Boss Arnab Basu said: ‘We believe technologies that can provide information about emerging threats in near real time will be a critical component of strategies.’
Shares rose 14.2 per cent, or 1.15p, to 9.25p.
British Land saw the value of its estate decline 3 per cent to £9.6billion amid rising interest rates as it sank 1.1 per cent, or 4.4p, to 391.7p.
Over at Vodafone, investors cheered the telecom giant’s launch of a share buyback programme worth up to £580million. It rose 1.3 per cent, or 1.27p, to 97.16p.
Meanwhile, Hill & Smith hailed a strong demand after the safety barrier maker said profit for the year should be above £89.7million.

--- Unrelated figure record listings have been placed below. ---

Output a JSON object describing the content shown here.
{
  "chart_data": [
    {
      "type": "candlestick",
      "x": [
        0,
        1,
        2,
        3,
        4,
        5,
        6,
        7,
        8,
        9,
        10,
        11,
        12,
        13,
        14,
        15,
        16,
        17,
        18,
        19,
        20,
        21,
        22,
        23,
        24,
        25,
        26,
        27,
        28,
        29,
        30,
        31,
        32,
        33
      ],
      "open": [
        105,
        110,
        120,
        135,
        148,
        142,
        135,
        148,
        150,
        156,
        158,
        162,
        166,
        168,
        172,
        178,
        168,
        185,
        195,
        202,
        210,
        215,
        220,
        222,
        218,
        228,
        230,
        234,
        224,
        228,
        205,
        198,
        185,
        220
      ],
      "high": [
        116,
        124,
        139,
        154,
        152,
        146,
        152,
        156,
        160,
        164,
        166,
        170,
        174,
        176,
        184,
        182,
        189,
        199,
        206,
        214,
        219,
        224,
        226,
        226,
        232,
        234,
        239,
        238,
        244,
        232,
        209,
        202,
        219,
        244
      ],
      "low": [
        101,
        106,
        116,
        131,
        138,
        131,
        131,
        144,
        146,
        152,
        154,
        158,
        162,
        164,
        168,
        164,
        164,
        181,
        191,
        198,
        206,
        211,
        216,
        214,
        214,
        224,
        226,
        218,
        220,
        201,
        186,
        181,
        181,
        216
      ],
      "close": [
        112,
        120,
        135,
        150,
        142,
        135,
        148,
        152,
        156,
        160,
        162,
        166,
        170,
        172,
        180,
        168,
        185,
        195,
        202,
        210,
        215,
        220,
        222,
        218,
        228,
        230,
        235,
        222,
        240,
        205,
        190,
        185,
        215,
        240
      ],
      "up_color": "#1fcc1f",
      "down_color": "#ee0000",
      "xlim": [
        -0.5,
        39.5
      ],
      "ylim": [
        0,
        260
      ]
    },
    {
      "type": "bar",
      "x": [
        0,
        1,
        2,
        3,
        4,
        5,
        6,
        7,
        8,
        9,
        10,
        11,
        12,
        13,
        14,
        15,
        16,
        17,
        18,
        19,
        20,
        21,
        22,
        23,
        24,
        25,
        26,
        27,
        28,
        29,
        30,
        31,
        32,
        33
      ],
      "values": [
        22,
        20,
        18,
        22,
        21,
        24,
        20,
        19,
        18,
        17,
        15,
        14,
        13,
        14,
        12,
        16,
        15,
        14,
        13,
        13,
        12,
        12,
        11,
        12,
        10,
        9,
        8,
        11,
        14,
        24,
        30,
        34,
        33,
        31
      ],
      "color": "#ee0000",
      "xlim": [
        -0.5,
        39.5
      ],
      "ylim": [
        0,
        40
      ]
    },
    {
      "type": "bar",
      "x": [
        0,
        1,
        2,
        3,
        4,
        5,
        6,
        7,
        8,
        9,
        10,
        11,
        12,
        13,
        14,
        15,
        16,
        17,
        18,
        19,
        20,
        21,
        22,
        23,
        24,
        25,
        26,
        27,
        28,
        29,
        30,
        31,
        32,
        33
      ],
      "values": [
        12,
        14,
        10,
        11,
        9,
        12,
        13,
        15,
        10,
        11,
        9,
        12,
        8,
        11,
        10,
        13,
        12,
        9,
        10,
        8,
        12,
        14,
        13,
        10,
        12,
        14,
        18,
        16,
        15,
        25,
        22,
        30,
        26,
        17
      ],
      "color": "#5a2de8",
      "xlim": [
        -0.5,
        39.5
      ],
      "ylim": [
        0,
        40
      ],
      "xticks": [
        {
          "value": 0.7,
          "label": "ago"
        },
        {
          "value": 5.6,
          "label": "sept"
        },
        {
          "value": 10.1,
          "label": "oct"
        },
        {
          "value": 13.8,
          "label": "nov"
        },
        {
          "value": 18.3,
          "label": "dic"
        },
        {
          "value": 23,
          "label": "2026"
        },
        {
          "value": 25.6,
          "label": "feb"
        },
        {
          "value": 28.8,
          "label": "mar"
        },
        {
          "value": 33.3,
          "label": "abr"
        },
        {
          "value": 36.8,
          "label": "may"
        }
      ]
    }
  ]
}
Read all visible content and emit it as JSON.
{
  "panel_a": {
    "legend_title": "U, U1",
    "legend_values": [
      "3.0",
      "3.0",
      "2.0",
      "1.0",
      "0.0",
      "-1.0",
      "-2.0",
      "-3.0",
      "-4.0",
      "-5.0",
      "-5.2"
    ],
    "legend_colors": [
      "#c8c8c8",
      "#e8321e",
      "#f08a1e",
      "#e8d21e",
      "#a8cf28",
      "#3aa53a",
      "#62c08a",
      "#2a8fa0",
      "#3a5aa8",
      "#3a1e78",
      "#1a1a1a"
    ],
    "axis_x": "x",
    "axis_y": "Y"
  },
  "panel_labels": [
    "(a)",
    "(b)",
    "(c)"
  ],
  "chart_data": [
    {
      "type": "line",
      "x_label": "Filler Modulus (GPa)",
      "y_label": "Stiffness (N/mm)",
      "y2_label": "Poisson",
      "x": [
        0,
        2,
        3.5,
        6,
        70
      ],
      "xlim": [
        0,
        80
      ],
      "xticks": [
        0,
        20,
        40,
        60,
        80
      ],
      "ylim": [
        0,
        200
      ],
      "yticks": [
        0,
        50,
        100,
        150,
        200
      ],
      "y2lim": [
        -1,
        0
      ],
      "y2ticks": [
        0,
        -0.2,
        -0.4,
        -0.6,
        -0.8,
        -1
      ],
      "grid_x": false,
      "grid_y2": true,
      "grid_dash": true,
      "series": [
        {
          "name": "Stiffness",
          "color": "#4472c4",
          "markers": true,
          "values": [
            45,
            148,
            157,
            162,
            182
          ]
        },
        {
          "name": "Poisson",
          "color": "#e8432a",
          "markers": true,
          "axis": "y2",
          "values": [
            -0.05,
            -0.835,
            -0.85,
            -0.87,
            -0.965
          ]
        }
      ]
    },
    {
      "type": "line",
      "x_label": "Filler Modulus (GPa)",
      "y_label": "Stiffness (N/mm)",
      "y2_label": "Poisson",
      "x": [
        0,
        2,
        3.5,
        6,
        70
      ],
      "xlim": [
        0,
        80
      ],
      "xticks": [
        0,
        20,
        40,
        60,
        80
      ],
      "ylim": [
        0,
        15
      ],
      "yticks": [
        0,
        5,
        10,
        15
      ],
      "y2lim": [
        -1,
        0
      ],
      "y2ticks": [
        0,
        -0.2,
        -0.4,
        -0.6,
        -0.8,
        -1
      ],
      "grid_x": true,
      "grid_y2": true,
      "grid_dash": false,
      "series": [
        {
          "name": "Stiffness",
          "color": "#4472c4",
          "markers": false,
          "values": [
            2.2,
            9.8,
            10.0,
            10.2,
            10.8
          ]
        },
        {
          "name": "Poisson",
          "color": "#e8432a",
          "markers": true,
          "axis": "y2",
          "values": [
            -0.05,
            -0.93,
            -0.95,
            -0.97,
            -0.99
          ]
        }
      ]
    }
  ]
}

It climbed 5.3 per cent, or 58p, to 1150p.
Serco sank into the red even though it won a £200million contract with the Ministry of Defence to provide services for the Royal Navy. Its share price dipped 0.7 per cent, or 1.2p, to 164.9p.
Tullow Oil fell 0.4 per cent, or 0.2p, to 47.3p after the energy firm’s production forecast for the year lagged behind levels in 2020.
It expects to have produced 61,000 to 62,000 barrels of oil a day at the end of 2022 – down from a previous range of 60,000 to 64,000, and some way off the 74,900 in 2020.
Kainos was up 4.8 per cent, or 69p, to 1510p after Berenberg upgraded the IT firm’s rating to ‘buy’ from hold’ and raised the target price to 1700p from 1200p.
Deliveroo tumbled 7.1 per cent, or 7.02p, to 92.58p after ending a seven-year stint in Australia. The online delivery company placed its subsidiary there into voluntary administration as it said that the business cannot become profitable without ‘considerable financial investment’.